Este acto nos recuerda que la humanidad no hubiese sido la misma sin la expresión de esta decena de máximas que nos indican el respeto por la existencia y la ayuda para otorgarle contenido a nuestra vida.
Si tuviese que resumir el mensaje de la tradición judía en pocas líneas, diría que no alcanza con intentar ser una buena persona, sino con actuar acorde a la traducción de esas intenciones en acciones concretas, para primero ser seres con un proceder ético, dignificando nuestras conductas cotidianas, para hacer por último de este universo un lugar realmente diferente.
Es ahí donde los 10 mandamientos imprimen, en cada generación, una suerte de pacto con lo divino para mejorar la sociedad en la que vivimos, transformando Su palabra en un diálogo permanente.
Por otro lado ¿existen mandamientos más importantes unos que otros?

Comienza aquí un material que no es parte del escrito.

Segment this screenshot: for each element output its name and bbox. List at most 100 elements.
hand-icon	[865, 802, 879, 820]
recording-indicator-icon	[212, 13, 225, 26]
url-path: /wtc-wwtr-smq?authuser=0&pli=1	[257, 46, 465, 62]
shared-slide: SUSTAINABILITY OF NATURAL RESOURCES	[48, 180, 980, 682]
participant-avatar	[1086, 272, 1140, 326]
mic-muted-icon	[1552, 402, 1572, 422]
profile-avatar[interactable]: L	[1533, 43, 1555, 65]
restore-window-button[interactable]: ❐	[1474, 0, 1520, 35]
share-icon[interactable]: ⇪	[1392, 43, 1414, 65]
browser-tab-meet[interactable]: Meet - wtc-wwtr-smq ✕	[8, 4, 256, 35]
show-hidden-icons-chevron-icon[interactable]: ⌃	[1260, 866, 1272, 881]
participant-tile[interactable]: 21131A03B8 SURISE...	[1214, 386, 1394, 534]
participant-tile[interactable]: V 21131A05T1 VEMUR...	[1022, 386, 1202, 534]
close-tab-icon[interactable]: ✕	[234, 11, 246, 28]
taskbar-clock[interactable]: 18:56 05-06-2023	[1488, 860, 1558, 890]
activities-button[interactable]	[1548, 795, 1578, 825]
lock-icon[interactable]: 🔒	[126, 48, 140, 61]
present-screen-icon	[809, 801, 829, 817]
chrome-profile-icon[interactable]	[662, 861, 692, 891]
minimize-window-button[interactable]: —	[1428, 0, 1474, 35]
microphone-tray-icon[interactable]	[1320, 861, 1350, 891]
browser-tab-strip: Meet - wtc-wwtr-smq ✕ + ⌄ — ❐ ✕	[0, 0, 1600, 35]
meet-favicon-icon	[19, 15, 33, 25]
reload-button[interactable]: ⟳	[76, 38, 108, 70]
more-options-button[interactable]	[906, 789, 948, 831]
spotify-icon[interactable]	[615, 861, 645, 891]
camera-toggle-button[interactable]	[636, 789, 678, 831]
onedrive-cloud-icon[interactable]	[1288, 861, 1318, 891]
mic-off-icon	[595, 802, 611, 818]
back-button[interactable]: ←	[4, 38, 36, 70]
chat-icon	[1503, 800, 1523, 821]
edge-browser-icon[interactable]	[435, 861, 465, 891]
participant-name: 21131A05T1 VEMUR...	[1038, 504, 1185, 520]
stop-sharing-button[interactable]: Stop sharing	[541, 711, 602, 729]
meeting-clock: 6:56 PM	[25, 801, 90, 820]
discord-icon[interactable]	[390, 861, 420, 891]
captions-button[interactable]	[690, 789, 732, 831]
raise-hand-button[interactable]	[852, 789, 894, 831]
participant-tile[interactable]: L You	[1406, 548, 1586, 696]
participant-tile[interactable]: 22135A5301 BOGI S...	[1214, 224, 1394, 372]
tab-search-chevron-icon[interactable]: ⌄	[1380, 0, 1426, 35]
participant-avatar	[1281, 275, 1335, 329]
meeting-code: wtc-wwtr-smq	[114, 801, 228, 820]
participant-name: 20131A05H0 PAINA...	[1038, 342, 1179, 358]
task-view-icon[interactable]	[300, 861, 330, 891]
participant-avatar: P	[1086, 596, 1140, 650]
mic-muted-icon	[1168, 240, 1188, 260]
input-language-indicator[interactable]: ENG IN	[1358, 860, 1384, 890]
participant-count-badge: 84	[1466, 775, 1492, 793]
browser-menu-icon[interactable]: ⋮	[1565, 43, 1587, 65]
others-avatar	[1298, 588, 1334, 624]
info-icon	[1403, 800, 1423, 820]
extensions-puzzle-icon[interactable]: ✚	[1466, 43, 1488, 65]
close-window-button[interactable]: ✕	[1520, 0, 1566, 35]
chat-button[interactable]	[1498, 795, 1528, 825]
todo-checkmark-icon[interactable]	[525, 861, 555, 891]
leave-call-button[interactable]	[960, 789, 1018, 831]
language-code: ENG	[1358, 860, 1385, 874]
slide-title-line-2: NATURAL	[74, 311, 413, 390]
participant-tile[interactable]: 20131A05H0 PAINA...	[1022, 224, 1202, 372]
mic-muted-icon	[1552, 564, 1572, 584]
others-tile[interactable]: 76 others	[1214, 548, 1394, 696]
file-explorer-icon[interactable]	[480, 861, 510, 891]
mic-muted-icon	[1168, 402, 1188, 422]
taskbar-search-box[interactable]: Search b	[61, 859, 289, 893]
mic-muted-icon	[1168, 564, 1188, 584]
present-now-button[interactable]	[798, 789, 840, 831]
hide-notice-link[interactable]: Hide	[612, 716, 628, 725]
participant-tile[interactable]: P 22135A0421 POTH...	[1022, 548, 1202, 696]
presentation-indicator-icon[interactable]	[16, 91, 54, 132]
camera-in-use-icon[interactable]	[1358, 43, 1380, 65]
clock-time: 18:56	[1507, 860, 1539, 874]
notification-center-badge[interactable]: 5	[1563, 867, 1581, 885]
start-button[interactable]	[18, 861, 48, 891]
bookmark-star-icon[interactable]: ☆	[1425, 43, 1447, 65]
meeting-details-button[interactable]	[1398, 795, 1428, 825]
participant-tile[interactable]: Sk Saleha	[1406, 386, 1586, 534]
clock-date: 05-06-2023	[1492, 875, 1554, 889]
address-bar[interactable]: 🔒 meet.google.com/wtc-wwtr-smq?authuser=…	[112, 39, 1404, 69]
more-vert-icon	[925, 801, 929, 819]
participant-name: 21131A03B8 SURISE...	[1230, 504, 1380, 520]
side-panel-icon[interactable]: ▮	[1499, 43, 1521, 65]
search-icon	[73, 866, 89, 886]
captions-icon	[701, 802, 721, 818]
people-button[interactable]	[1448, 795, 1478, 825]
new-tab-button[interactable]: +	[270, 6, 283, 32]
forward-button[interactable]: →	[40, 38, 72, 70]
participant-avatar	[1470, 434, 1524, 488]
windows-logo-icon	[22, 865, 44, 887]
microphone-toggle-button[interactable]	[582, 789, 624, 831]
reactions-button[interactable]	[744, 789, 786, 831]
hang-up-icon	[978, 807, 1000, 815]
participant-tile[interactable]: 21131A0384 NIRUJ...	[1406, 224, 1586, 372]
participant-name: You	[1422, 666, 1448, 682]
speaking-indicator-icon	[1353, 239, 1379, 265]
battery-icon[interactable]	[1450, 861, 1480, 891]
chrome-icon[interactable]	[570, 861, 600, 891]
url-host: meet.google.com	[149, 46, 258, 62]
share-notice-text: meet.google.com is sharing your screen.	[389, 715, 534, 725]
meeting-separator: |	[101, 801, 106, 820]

Fíjense que interesante: mientras hoy consideraríamos que los más relevantes son "no robar" y "no matar", vale la pena comentar que los intérpretes bíblicos de la edad media destacaban por sobre todos el de "honrarás al padre y a la madre", ya que en la imagen de nuestros progenitores está instalada la aspiración divina de brindar vida, honrando profundamente nuestro origen, es decir nuestro pasado, para reconocer los errores y emular los aciertos.
Relatan los sabios que en el Sinaí, antes de otorgarle Dios las tablas de la Ley al pueblo de Israel, le exigió una garantía para tal entrega.
Cielo y tierra – respondió Moisés–, y Dios no aceptó. Los ríos y mares, añadió Moisés, y Dios lo rechazó.
Hasta que finalmente dijo: ¡Los niños! Y ahí el Creador con regocijo proveyó el legado.
Paradójicamente si la síntesis de los 10 mandamientos es la honra a los padres, son nuestros hijos la garantía para que la palabra de Dios pueda ser dada, efectivamente, como cimientos en la edificación de un mundo mejor.